32v64 - The platform construction view of the world
You will note above some discussion of DXE along with the EFI ISA mode work. Just as the UEFI RT dictates the UEFI BS mode of operation, the UEFI BS mode dictates the Driver Execution Environment (DXE) mode of operation since the Framework and UEFI Platform Initialization (PI) DXE forms the core of the EFI and UEFI interface sets, respectively. The same holds true for Framework and PI SMM in the DXE is the SMM loader, so the ISA mode of DXE boot service-time became the mode of the SMM DXE. Once the die was cast for 64-bits, almost everything in the pre-OS became 64-bit.

"Almost everything" was the case because there are a couple of modes of operation prior to DXE, namely the SEC and PEI phases. These two phases commence after a processor reset. Even with the advent of x64, Intel Architecture CPU's still commence operation in 16-bit mode. As such, the SEC phase mode switches to the PEI mode of operation. PEI can execute in 32-bit or 64-bit mode. Some of the complexities of 64-bit long mode entail larger binaries and having to run with paging enabled. These can be covered by budgeting for the flash space for larger code images and setting up ROM'd page tables with the AD bits pre-set so that page fault walkers don't panic trying to update read-only PTE's. The advantages of having the ISA mode of PEI and DXE match also include having codes from PEI that can be passed into DXE and re-used, such as the PE/COFF loader and the report status code logic. The latter is especially important in that prior to loading the DXE architectural protocols, a HOB proxied report status code pointer can be used to update the boot progress during the grey period between PEI hand-off and DXE start up. 32-bit mode, on the other hand, can run in physical mode without paging. Since such PEI execute in place (XIP) codes rarely need greater than 32-bit addressing and need to be penurious on code size and data usage because of cache-as-RAM size limitations, today PEI implementations are typically 32-bit and the final PEI, or the DXE IPL PEIM, will mode switch to 64-bit as part of invoking DXE Main.
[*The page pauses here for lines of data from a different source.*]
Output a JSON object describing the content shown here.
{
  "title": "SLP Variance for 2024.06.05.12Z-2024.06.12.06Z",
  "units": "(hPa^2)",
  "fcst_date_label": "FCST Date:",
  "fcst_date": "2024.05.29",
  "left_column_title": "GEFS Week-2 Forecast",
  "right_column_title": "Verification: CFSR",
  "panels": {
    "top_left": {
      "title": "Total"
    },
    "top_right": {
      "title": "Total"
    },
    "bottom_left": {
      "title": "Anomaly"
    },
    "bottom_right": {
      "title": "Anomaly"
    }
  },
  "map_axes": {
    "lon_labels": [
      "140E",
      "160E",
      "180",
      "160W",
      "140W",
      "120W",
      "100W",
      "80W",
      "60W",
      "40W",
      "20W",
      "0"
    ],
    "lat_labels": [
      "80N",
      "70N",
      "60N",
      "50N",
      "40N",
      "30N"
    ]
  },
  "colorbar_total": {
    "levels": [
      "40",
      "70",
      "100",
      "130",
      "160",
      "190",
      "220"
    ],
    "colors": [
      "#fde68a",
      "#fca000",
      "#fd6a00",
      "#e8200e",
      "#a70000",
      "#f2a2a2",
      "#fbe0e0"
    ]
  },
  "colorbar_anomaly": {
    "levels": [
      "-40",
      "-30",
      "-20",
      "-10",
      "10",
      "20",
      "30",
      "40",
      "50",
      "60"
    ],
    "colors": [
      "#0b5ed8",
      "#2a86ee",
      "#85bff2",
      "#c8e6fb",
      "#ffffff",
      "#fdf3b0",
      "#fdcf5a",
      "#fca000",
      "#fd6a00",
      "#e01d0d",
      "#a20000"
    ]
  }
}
So in summary, the ISA mode of the firmware and the OS kernel is not so simple of a story, and the story is again distinct from the ISA mode of the early PI phases of execution.

So enough on 32-bit and 64-bit.

Note (3/4/14): Matt Fleming has an experimental patch treating booting a 64-bit Linux kernel on a 32-bit UEFI platform https://lkml.org/lkml/2014/3/4/242

UEFI Secure Boot - Measuring Policy
The other thing I wanted to mention was a recent publication on MSDN, namely the Trusted Execution Environment (TrEE) EFI Protocol and measurement updates, which can be found at http://msdn.microsoft.com/en-us/library/windows/hardware/jj923068.aspx. This publication is important because the language toward the end around PCR[7] logging of the UEFI 2.3.1c PK, KEK, and DB/DBX addresses one of the architectural gaps of scenarios that employ both measured and secure boot. Recall that the paper "UEFI Networking and Pre-OS Security" at https://noggin.intel.com/content/uefi-networking-and-pre-os-security-0  describes the relationship of measured and secure boot. Specifically, on page 94 of the same, "...Measured Boot must include the Allowed, Forbidden, KEK, and PK variables (databases) in its measurements of a Secure Boot-configured platform." As a result, the measurement language in the TrEE protocol provides a solution for recording the state of the UEFI Secure Boot enforcement policy.